Ed Fritzky, Advanced Executive Program ’91, serves as managing partner at Andreas Capital LLC, a privately held investment firm with holdings in early-stage companies and direct equity positions in publicly traded firms. Earlier he was chairman, chief executive officer, and president of the Immunex Corporation, focused on the discovery and commercialization of breakthrough immune system-based human therapeutics.
During Fritzky’s tenure, Immunex became the world’s third-largest biotechnology company. Lead product Enbrel®, the first biotechnology product approved for the treatment of rheumatoid disease and multiple other conditions, drove billions in sales to become one of the most successful biological therapeutics. Ed also led Immunex’s merger with Amgen in 2002—the industry’s largest merger to that point—and served on Amgen’s board of directors, and has served as an advisor to Amgen.
Forbes Magazine recognized Fritzky as a “Best Boss in America” in 2002 for generating the highest annual shareholder return (more than 67 percent per year) over a six-year period. Fortune magazine designated Immunex one of America’s “Best Places to Work” during his tenure.
Prior to joining Immunex in 1994, Fritzky was president of Lederle Laboratories and launched multiple $100 million-plus products during his tenure. Earlier, he was an executive with Searle Pharmaceuticals, including as president and general manager of Searle Canada, Inc. He began his career as a pharmaceutical sales representative in 1973, after serving as an officer in the U.S. Army Signal Corps.
Among the many other boards and advisory groups on which Fritzky has served are those of Jacobs Engineering, the SonoSite Corporation, the Geron Corporation, United Way, the Medical Affairs Council of the University of Washington, the Biotechnology Industry Organization and the Alliance of Angels. Fritzky’s family’s philanthropic efforts have emphasized leadership and healthcare.
What’s one impact you’d like to highlight?
I’m proud to have seen Immunex grow into a successful biotechnology firm creating significant patient and shareholder value.
The business began as a “high-science” company with focus on immune system science. Our Enbrel product for rheumatoid arthritis, psoriasis and other conditions represented a real breakthrough from both a science and marketing standpoint. I’m pleased to have been part of that success, along with many others along the way, to growing Immunex into what it became.
While those are the end results, I’m most proud of what led to them: when Fortune recognized Immunex as one of the country’s best places to work. I was thrilled. That’s not easily achieved, as it’s based on a confidential survey, and it showed that I helped create what I see as the optimal professional environment: one marked by respect for peers, where people like coming to work every day, enjoy the people they work with and see work as fun. Creating that will promote so many things about discovering and marketing new healthcare technologies.
“Healthcare is a business”—what’s your take on this statement?
Yes, it is.
Like all businesses, the end goal is to satisfy customers. If a healthcare business doesn’t provide real value for customers, it ultimately won’t be successful. You have to innovate, but with the end goal of offering products of value and addressing patients’ needs.
At the same time, healthcare is not just another business arena because it’s all about people facing some kind of medical challenge. So there is much more exposure to risk, from a business standpoint. If you’re helping people who are suffering, you may be placing their life in jeopardy if you don’t do the right thing for them.

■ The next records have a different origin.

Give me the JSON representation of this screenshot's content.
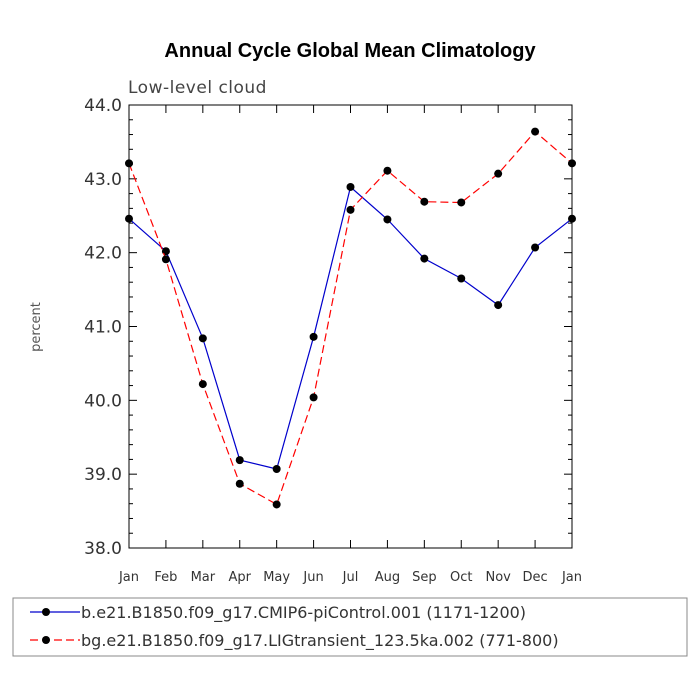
{
  "chart_data": {
    "type": "line",
    "title": "Annual Cycle Global Mean Climatology",
    "subtitle": "Low-level cloud",
    "ylabel": "percent",
    "xlabel": "",
    "ylim": [
      38.0,
      44.0
    ],
    "yticks": [
      "38.0",
      "39.0",
      "40.0",
      "41.0",
      "42.0",
      "43.0",
      "44.0"
    ],
    "categories": [
      "Jan",
      "Feb",
      "Mar",
      "Apr",
      "May",
      "Jun",
      "Jul",
      "Aug",
      "Sep",
      "Oct",
      "Nov",
      "Dec",
      "Jan"
    ],
    "series": [
      {
        "name": "b.e21.B1850.f09_g17.CMIP6-piControl.001 (1171-1200)",
        "color": "#0000cc",
        "dash": "solid",
        "values": [
          42.46,
          42.02,
          40.84,
          39.19,
          39.07,
          40.86,
          42.89,
          42.45,
          41.92,
          41.65,
          41.29,
          42.07,
          42.46
        ]
      },
      {
        "name": "bg.e21.B1850.f09_g17.LIGtransient_123.5ka.002 (771-800)",
        "color": "#ff0000",
        "dash": "dashed",
        "values": [
          43.21,
          41.91,
          40.22,
          38.87,
          38.59,
          40.04,
          42.58,
          43.11,
          42.69,
          42.68,
          43.07,
          43.64,
          43.21
        ]
      }
    ],
    "legend_position": "bottom"
  }
}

That means you have to pay extra extra attention to questions of patient health, ethical issues and matters of public trust.
Healthcare is indeed a business. But it’s one where the stakes are much, much higher.
How has Kellogg been of value for you?
I was at Kellogg many years ago, but remember it vividly and have benefited from it significantly.
My program was for higher-level executives still early in their careers. We were 50-60 people from all over the world, meeting seven days a week for months—it was an intense, boot camp-like experience with outstanding results.
For me it was a great capstone on leadership development. I remember how passionate the professors were about teaching leadership. Kellogg helped me appreciate how critical it is for leaders to develop a point of view on where their business should go, so that everyone in the company has a strong consensus on what the business is ultimately trying to accomplish and how they can contribute. The larger the business, the harder it is to achieve that.
Kellogg also helped enhance my strategy development skills, especially when it came to putting all the elements together: product, marketing, operations, culture and others. At Kellogg I took my first course on ethics, which was critical for appreciating the big picture of ethical behavior, such as when we looked to do business in countries that have their own standards on this dimension.
What’s your advice for rising leaders in healthcare and business more broadly?
This is the “commencement speech” part.
You’re never too young or too old to be a real playmaker in your business. No matter your role, you can drive enormous change by identifying problems and taking initiative to resolve these.
Work on leading change and fixing things. Be out there on the playing field, not on the sidelines. Always look for ways to go beyond your job description or assigned responsibilities.
In healthcare, do all of this while also being cognizant of the high stakes for patients. Because of those you have to be at the top of your game all the time.